Jetzt ist die erklärte "Supergroup des German Indie-Rock" wieder dem Studio entsprungen und erzählt "Von Spatzen und Tauben, Dächern und Händen" (Grand Hotel van Cleef/Indigo). Zuletzt wurde das "Lattenmessen" nur besungen und damit legten die Brüder Marcus (Gesang und Gitarre)und Lars (Keyboard) Wiebusch, Reimer Bustorff (Bass), Erik Langer (Gitarre) und Frank Tirado Rosales (Schlagzeug) selbige verdammt hoch. Dennoch ist das zweite Werk der Hamburger ein mindestens ebenbürtiger Nachfolger.

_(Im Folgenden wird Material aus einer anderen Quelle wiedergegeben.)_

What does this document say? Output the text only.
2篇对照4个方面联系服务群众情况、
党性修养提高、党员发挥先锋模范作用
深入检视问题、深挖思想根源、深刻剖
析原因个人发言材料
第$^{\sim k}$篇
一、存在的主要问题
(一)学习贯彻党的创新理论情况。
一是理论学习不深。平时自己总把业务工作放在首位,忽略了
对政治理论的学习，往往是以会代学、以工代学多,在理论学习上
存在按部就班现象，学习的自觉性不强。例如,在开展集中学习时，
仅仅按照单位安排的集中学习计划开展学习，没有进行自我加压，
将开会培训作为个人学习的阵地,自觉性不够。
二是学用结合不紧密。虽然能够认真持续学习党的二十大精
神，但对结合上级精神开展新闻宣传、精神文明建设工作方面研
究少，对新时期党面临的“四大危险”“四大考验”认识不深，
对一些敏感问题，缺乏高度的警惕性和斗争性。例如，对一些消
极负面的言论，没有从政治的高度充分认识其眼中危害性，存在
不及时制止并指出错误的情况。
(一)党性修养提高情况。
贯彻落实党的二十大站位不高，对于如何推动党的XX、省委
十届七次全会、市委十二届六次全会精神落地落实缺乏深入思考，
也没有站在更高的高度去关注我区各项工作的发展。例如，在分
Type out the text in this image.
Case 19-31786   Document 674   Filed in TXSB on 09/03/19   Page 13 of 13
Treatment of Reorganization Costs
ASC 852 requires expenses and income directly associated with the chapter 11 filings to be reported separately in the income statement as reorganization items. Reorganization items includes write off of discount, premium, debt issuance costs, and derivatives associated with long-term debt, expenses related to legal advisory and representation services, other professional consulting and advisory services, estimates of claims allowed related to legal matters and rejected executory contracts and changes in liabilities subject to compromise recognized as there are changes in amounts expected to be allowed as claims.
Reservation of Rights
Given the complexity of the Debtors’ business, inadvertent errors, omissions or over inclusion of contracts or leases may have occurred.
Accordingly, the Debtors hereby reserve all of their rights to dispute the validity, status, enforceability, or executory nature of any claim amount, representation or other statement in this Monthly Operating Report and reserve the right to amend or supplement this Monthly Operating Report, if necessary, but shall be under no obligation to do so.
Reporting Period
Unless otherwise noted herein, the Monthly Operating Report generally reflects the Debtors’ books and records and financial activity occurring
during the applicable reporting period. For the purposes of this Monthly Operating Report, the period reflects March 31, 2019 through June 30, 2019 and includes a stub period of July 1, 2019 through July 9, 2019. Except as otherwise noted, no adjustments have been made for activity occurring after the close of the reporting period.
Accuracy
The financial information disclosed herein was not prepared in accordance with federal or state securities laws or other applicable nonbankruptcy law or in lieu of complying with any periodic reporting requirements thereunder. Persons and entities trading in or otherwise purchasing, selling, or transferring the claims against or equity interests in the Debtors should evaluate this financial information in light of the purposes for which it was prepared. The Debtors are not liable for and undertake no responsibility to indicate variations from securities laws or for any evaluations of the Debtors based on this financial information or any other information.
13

Der CD-Tipp von Patrick Wurster
Mit "Deiche" gibt's zu Beginn eine fesselnde Up-Tempo-Nummer, ganz im Stile von "Ausgetrunken" und wer es derart aufgegeilt kaum mehr abwarten kann und jeden Song nur kurz anspielt, wird beim ersten Durchhören vielleicht ein ganz klein wenig enttäuscht sein. Zu unrecht. Kettcar gehen's zwar im Ganzen betrachtet etwas akustiklastiger an (einfach genial: "Die Wahrheit ist, man hat uns nichts getan") und so mancher Track entfaltet sich zugegeben erst spät ("Die Ausfahrt zum Haus deiner Eltern", "Tränengas im High-End-Leben"). Doch diese Hooklines haben schlicht und ergreifend eine Klasse, wie man sie im deutschsprachigen Raum lange, lange suchen muss - und wahrscheinlich allem Bemühen zum Trotz nicht finden wird.
Ob das kinderchorgestützte und auf dem gleichnamigen Roman von Simon H. Cummings basierende "Stockhausen, Bill Gates und ich" oder "Handyfeuerzeug gratis dazu" - man könnte an dieser Stelle wohl so ziemlich jeden der elf Tracks namentlich erwähnen: Kettcar schaffen mit scheinbarer Leichtigkeit, was das Ziel jedweder Art von Musik sein sollte: sie berührt. Selbiges gilt für Marcus Wiebuschs durchweg deutsche Texte. Lyrik muss es folgerichtig heißen. Klar braucht es ab und an ein wenig Phantasie oder die entsprechenden Lebensumstände, um den Metaphern zur Gänze auf die Schliche zu kommen. Auch wenn Kettcars Passagen zeitweise die bittere Wirklichkeit so verdammt genau auf den Punkt bringen wie bei den Highlights "48 Stunden" und "Balu", bleibt die endgültige Sinnhaftigkeit des Dichters Geheimnis.
Aber wie heißt es doch so blasphemisch: Wer beim deutschen Indie-Rock nach dem Sinn im Gesungenen heischt, trägt auch Holz in den Wald - pardon, die Taube aufs Dach natürlich. Doch wir geben uns im vorliegenden Falle nur zu gerne mit dem Spatz in der Hand zufrieden; nicht zuletzt deshalb, weil sich immer wieder zwischen Pathos-Überdosis und Bilder-Wirrwarr jene eine erleuchtende Zeile auftut, die entwaffnend schlicht all das sagt, was gesagt werden muss. Ein T-Shirt-Spruch pro Song nunmal ist Kettcar-Pflicht! Und dafür kann man sie auch im Jahr 54 nach Gide eigentlich nur ganz furchtbar doll lieb haben.
Der Knuddeltermin in Karlsruhe lautet: Mittwoch, 30. November, 19.30 Uhr, Festhalle Durlach - präsentiert vom "Wochenblatt" und ka-news.